Schloss Hallwyl und die Habsburger
Das über 800 Jahre alte Schloss Hallwyl ist die einzige aargauische Burg, die seit ihrer Gründung demselben Geschlecht gehört. Die Familie überführte es 1925 in eine Stiftung und ist heute noch direkt mit dem Schloss verbunden: Der in Bayern lebende Graf Michael von Hallwyl, der das Schloss 1994 dem Kanton Aargau geschenkt hat, präsidiert den Stiftungsrat.

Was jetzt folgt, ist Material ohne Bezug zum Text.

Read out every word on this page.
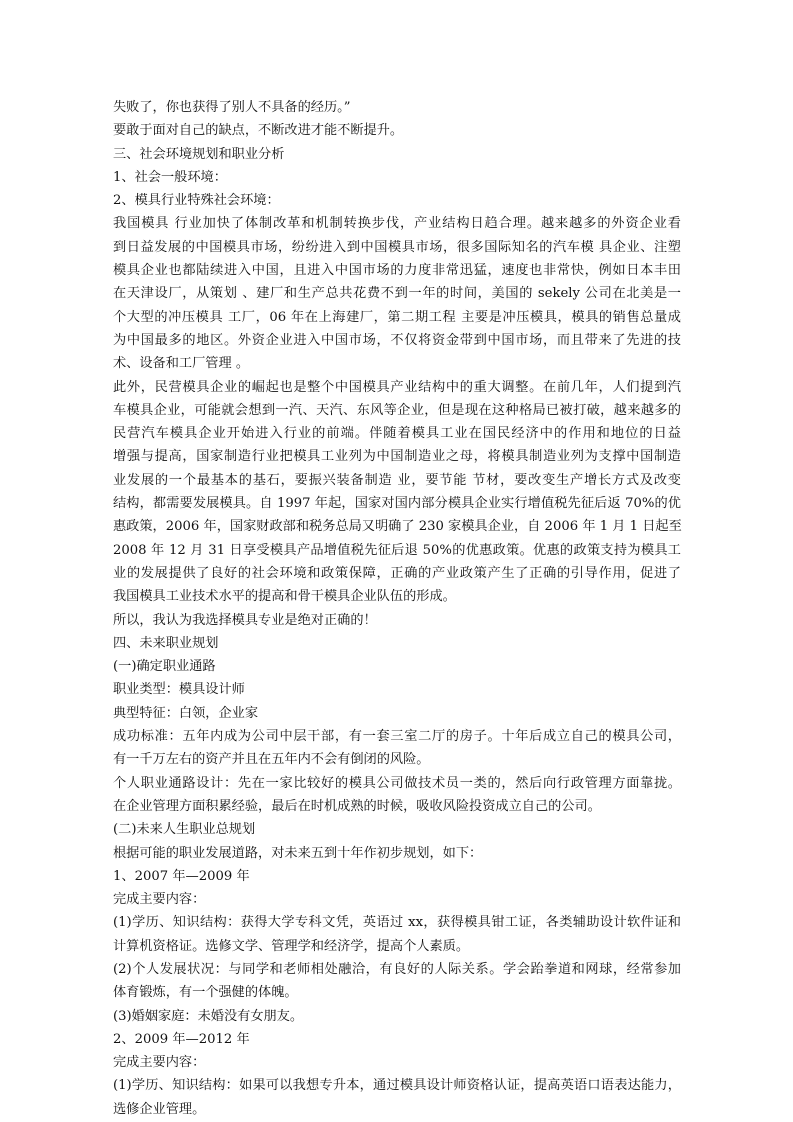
失败了，你也获得了别人不具备的经历。”
要敢于面对自己的缺点，不断改进才能不断提升。
三、社会环境规划和职业分析
1、社会一般环境：
2、模具行业特殊社会环境：
我国模具 行业加快了体制改革和机制转换步伐，产业结构日趋合理。越来越多的外资企业看
到日益发展的中国模具市场，纷纷进入到中国模具市场，很多国际知名的汽车模 具企业、注塑
模具企业也都陆续进入中国，且进入中国市场的力度非常迅猛，速度也非常快，例如日本丰田
在天津设厂，从策划 、建厂和生产总共花费不到一年的时间，美国的 sekely 公司在北美是一
个大型的冲压模具 工厂，06 年在上海建厂，第二期工程 主要是冲压模具，模具的销售总量成
为中国最多的地区。外资企业进入中国市场，不仅将资金带到中国市场，而且带来了先进的技
术、设备和工厂管理 。
此外，民营模具企业的崛起也是整个中国模具产业结构中的重大调整。在前几年，人们提到汽
车模具企业，可能就会想到一汽、天汽、东风等企业，但是现在这种格局已被打破，越来越多的
民营汽车模具企业开始进入行业的前端。伴随着模具工业在国民经济中的作用和地位的日益
增强与提高，国家制造行业把模具工业列为中国制造业之母，将模具制造业列为支撑中国制造
业发展的一个最基本的基石，要振兴装备制造 业，要节能 节材，要改变生产增长方式及改变
结构，都需要发展模具。自 1997 年起，国家对国内部分模具企业实行增值税先征后返 70%的优
惠政策，2006 年，国家财政部和税务总局又明确了 230 家模具企业，自 2006 年 1 月 1 日起至
2008 年 12 月 31 日享受模具产品增值税先征后退 50%的优惠政策。优惠的政策支持为模具工
业的发展提供了良好的社会环境和政策保障，正确的产业政策产生了正确的引导作用，促进了
我国模具工业技术水平的提高和骨干模具企业队伍的形成。
所以，我认为我选择模具专业是绝对正确的！
四、未来职业规划
(一)确定职业通路
职业类型：模具设计师
典型特征：白领，企业家
成功标准：五年内成为公司中层干部，有一套三室二厅的房子。十年后成立自己的模具公司，
有一千万左右的资产并且在五年内不会有倒闭的风险。
个人职业通路设计：先在一家比较好的模具公司做技术员一类的，然后向行政管理方面靠拢。
在企业管理方面积累经验，最后在时机成熟的时候，吸收风险投资成立自己的公司。
(二)未来人生职业总规划
根据可能的职业发展道路，对未来五到十年作初步规划，如下：
1、2007 年—2009 年
完成主要内容：
(1)学历、知识结构：获得大学专科文凭，英语过 xx，获得模具钳工证，各类辅助设计软件证和
计算机资格证。选修文学、管理学和经济学，提高个人素质。
(2)个人发展状况：与同学和老师相处融洽，有良好的人际关系。学会跆拳道和网球，经常参加
体育锻炼，有一个强健的体魄。
(3)婚姻家庭：未婚没有女朋友。
2、2009 年—2012 年
完成主要内容：
(1)学历、知识结构：如果可以我想专升本，通过模具设计师资格认证，提高英语口语表达能力，
选修企业管理。
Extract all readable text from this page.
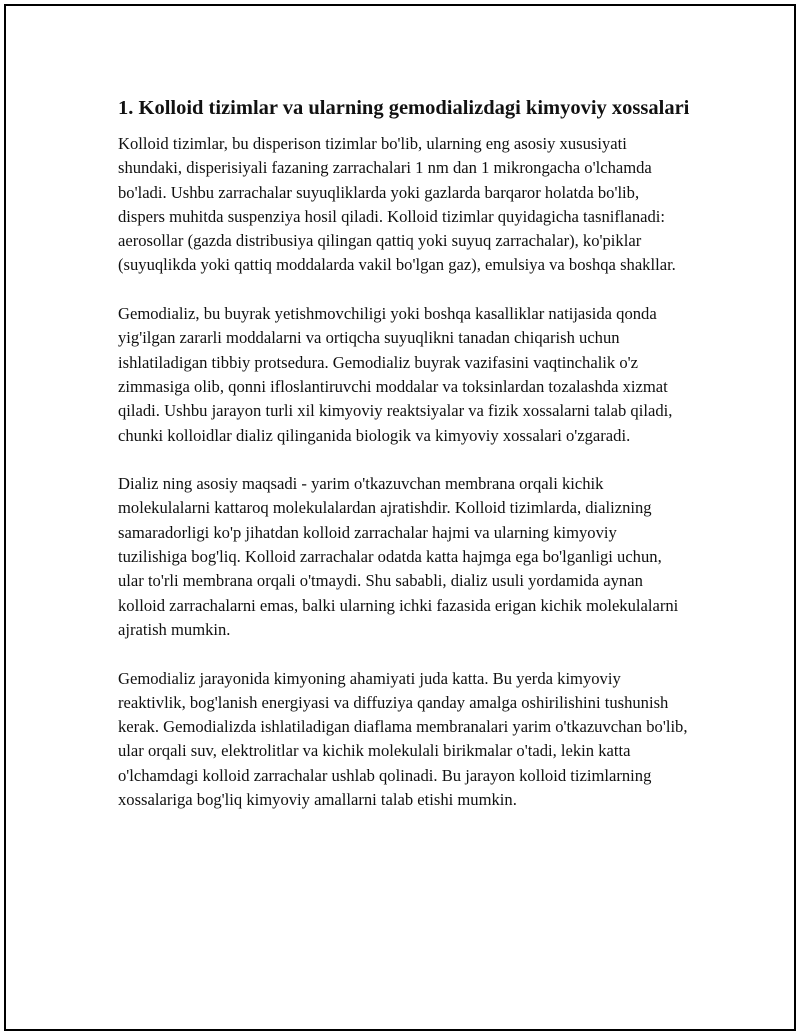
1. Kolloid tizimlar va ularning gemodializdagi kimyoviy xossalari

Kolloid tizimlar, bu disperison tizimlar bo'lib, ularning eng asosiy xususiyati shundaki, disperisiyali fazaning zarrachalari 1 nm dan 1 mikrongacha o'lchamda bo'ladi. Ushbu zarrachalar suyuqliklarda yoki gazlarda barqaror holatda bo'lib, dispers muhitda suspenziya hosil qiladi. Kolloid tizimlar quyidagicha tasniflanadi: aerosollar (gazda distribusiya qilingan qattiq yoki suyuq zarrachalar), ko'piklar (suyuqlikda yoki qattiq moddalarda vakil bo'lgan gaz), emulsiya va boshqa shakllar.

Gemodializ, bu buyrak yetishmovchiligi yoki boshqa kasalliklar natijasida qonda yig'ilgan zararli moddalarni va ortiqcha suyuqlikni tanadan chiqarish uchun ishlatiladigan tibbiy protsedura. Gemodializ buyrak vazifasini vaqtinchalik o'z zimmasiga olib, qonni ifloslantiruvchi moddalar va toksinlardan tozalashda xizmat qiladi. Ushbu jarayon turli xil kimyoviy reaktsiyalar va fizik xossalarni talab qiladi, chunki kolloidlar dializ qilinganida biologik va kimyoviy xossalari o'zgaradi.

Dializ ning asosiy maqsadi - yarim o'tkazuvchan membrana orqali kichik molekulalarni kattaroq molekulalardan ajratishdir. Kolloid tizimlarda, dializning samaradorligi ko'p jihatdan kolloid zarrachalar hajmi va ularning kimyoviy tuzilishiga bog'liq. Kolloid zarrachalar odatda katta hajmga ega bo'lganligi uchun, ular to'rli membrana orqali o'tmaydi. Shu sababli, dializ usuli yordamida aynan kolloid zarrachalarni emas, balki ularning ichki fazasida erigan kichik molekulalarni ajratish mumkin.

Gemodializ jarayonida kimyoning ahamiyati juda katta. Bu yerda kimyoviy reaktivlik, bog'lanish energiyasi va diffuziya qanday amalga oshirilishini tushunish kerak. Gemodializda ishlatiladigan diaflama membranalari yarim o'tkazuvchan bo'lib, ular orqali suv, elektrolitlar va kichik molekulali birikmalar o'tadi, lekin katta o'lchamdagi kolloid zarrachalar ushlab qolinadi. Bu jarayon kolloid tizimlarning xossalariga bog'liq kimyoviy amallarni talab etishi mumkin.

Doch zurück zu den Anfängen: Ende des 12. Jahrhunderts errichteten die Herren von Hallwyl am Aabach einen steinernen Turm. Ursprünglich waren sie wohl Freiherren und Gefolgsleute der Grafen von Lenzburg und dürften erst nach deren Aussterben 1173 in die Dienste von Otto von Staufen getreten sein, im frühen 13. Jahrhundert dann in den Dienst der Kyburger. Nach deren Aussterben 1263 schlug die Stunde der Habsburger. Unter ihnen prosperierte das Geschlecht von Hallwyl.
Im frühen 14. Jahrhundert baute Johann I. die Anlage zu einer zweiteiligen Wasserburg mit Ringmauer aus. Sie wurde zum Zentrum einer Adelsherrschaft über den Hallwilersee und über die Dörfer an seinem Nordende. Nach dessen Tod setzten seine Erben einen «Ganerbenvertrag» auf, der besagt, dass die Stammgüter in Familienbesitz bleiben müssen.
1415 leistete Rudolf III. von Hallwyl Widerstand gegen die Berner, die bei der Eroberung des Aargaus schon weit vorgedrungen waren. Daraufhin brannten die Berner die Burg ab. Rudolf baute sie wieder auf. Die Familie unterwarf sich schliesslich den Eroberern und rettete so ihren Familiensitz.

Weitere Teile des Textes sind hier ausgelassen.